7月27日(土)に東京武道館で開催された東京都杖道大会で「二段の部」に出場し,準優勝しました!

ペアを組んだ山田剛士さん(東都日経杖道会・桃林杖道会)(左)と記念撮影

杖道の試合は,「仕杖」と「打太刀」の二人で行う形(かた)を演武して優劣を競い合います。優劣は主審1名と副審2名が判定します。

試合の様子(東京武道館)

武道は,稽古が主で試合は副だと,拙著で何度も繰り返し訴えている通りです。ですから試合はあくまで普段の稽古の成果を披露する場であり,勝ち負けは重要ではありません。一つの区切りであり,稽古の成果を高段者(主に七段・八段の先生)である審判のお三方に見てもらい,対戦している相手とどちらがよく稽古できているかを判定してもらう場と言えるかと思います。

ですから,試合における勝敗は極めて相対的なものであり,絶対的なモノサシではありません。自分たちより稽古している組と当たれば負けるし,そうでなければ勝ちます。これはスポーツと同じですね。だから,よくよく考えてみても,武道にとって,勝敗はやっぱり本質的には重要ではありません。武道は,術を習い,身体を練る,そこに喜びを見出すマインドフルな営みです。ですから,勝敗を競う試合はあくまで副,稽古の一部です。

ただ,それでも単純に,勝てば嬉しく,負ければ悔しい。人間は,同種他個体の他者から高評価を得たいという珍しい種です。特に銭金のような報酬ではない他者からのそうした評価は,その営みへの動機づけを内発的に高める誘因になりえます。この辺りは,最近出しました拙著『武道家の稽古・鍛錬の心理学』(BABジャパン)に書きましたのでご参照ください。
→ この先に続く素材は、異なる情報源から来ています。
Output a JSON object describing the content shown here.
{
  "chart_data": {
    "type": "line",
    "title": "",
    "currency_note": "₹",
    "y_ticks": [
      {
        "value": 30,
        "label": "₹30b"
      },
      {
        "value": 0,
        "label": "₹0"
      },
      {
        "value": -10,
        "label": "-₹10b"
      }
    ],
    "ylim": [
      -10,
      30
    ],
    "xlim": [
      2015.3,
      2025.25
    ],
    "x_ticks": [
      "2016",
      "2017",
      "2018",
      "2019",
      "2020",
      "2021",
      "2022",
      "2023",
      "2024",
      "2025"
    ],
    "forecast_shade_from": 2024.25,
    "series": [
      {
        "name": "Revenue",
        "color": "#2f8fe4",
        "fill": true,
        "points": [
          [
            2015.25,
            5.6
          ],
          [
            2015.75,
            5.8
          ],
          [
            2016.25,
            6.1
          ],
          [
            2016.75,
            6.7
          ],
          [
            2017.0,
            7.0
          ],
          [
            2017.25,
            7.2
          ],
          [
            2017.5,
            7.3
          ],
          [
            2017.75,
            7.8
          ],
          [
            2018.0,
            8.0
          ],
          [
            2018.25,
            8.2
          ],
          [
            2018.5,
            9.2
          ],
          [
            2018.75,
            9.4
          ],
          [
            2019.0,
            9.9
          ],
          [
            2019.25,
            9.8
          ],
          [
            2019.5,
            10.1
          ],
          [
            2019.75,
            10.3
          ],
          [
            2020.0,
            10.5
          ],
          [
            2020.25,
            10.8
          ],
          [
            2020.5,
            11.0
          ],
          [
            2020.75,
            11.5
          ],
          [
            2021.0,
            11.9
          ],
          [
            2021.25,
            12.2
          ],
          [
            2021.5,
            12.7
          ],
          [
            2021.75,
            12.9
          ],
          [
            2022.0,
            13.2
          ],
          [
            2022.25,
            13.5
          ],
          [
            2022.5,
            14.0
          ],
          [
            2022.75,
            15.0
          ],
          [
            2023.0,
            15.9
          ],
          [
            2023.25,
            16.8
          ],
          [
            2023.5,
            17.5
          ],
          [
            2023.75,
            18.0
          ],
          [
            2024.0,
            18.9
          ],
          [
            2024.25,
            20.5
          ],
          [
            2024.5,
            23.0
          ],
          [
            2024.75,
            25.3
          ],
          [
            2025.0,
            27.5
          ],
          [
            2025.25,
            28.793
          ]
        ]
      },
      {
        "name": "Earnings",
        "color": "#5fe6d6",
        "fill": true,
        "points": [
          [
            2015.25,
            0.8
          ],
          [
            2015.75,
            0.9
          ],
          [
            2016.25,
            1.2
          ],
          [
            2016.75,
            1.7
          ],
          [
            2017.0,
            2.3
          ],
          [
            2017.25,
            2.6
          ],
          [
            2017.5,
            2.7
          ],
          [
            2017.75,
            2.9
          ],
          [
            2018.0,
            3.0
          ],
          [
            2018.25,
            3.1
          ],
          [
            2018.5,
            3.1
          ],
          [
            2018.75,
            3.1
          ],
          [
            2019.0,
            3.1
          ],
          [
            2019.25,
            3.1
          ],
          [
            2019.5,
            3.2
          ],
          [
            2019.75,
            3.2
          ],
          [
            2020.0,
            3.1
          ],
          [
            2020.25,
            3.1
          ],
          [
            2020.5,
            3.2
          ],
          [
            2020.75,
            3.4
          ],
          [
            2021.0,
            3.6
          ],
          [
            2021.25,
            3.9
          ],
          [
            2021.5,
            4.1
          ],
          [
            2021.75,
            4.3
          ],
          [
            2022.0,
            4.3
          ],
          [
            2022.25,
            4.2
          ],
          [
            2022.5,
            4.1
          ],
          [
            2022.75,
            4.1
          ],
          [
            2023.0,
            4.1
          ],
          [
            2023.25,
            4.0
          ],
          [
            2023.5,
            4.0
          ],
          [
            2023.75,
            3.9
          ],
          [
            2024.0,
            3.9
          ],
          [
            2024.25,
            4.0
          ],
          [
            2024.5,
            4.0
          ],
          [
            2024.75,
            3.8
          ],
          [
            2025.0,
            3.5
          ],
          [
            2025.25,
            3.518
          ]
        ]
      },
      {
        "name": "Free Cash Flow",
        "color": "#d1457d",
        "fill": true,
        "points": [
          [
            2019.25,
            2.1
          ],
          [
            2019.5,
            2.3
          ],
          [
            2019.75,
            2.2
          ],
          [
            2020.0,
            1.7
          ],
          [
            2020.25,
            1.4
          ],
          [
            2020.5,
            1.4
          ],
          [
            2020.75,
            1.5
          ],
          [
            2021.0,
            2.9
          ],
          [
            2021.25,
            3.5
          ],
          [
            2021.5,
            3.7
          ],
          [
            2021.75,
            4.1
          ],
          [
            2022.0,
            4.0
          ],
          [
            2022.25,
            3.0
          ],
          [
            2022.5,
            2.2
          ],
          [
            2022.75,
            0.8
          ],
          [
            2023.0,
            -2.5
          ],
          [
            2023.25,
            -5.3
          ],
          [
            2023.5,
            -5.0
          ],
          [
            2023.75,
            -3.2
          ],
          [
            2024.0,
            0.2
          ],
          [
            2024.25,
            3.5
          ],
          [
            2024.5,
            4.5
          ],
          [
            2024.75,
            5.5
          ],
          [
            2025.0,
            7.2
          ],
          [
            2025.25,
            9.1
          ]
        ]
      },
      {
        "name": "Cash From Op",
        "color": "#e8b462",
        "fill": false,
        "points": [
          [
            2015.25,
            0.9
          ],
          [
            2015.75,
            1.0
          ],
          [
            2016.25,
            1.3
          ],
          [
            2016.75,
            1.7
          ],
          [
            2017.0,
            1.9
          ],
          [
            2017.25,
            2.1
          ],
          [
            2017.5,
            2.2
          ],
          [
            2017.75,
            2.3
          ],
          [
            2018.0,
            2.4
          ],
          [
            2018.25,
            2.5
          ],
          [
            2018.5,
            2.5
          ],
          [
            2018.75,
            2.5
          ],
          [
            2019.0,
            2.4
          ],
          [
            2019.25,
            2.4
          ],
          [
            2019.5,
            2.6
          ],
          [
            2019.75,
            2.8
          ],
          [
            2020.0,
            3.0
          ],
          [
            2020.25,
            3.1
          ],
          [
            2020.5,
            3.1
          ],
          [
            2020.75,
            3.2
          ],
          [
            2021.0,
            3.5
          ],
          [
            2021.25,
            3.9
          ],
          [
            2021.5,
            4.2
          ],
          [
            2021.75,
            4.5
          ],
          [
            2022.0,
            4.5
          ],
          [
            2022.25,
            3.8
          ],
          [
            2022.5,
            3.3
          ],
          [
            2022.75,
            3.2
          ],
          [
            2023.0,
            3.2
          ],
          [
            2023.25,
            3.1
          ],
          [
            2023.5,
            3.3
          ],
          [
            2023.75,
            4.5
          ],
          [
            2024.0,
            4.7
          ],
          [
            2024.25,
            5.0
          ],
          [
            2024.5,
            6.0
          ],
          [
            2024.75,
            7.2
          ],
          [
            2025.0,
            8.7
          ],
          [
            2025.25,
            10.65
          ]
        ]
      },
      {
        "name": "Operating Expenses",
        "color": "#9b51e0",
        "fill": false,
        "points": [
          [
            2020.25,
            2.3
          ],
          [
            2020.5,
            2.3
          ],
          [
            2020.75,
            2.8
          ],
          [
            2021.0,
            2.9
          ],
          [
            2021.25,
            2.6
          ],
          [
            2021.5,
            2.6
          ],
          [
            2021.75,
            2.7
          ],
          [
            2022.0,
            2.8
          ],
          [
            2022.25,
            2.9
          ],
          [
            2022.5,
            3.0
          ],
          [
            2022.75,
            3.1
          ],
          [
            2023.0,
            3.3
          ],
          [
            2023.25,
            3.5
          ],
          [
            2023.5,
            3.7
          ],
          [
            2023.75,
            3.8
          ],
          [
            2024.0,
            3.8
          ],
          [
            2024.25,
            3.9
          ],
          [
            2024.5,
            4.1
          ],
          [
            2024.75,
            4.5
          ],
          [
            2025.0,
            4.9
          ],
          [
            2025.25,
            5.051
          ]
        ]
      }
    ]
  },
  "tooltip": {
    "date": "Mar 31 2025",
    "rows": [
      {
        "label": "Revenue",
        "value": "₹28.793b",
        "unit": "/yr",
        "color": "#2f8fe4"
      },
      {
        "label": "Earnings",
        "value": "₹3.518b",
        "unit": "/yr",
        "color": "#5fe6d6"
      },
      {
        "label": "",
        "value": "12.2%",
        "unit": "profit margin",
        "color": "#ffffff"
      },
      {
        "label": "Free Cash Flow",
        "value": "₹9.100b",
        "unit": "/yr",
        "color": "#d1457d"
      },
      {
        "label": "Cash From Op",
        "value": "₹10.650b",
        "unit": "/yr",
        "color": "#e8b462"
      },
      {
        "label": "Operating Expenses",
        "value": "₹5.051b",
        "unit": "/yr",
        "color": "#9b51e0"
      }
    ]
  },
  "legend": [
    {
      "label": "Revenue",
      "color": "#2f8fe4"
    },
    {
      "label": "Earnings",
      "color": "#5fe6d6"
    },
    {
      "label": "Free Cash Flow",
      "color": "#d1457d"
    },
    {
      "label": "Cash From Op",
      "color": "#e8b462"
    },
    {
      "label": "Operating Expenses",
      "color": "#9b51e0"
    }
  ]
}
いずれにしても,武道は普段の稽古が主ですから,これを機に,また稽古がより一層楽しくなりそうです。決して試合のために稽古をするのではありません。そこのところを履き違えると,武道は即座にスポーツになってしまって,武道稽古の面白味(味わい)が半減してしまいますから。

狐花 葉不見冥府路行

京極夏彦 2024 角川書店

歌舞伎座の八月納涼歌舞伎「狐花 葉不見冥府路行」の脚本。京極夏彦×歌舞伎のコラボで,講演と同時発売!でもって,その八月納涼歌舞伎を観に行くことにしたので,早速,観る前に読みました。怖い。そして陰陽師・中禅寺洲斎(京極堂の曽祖父)の憑き物落とし。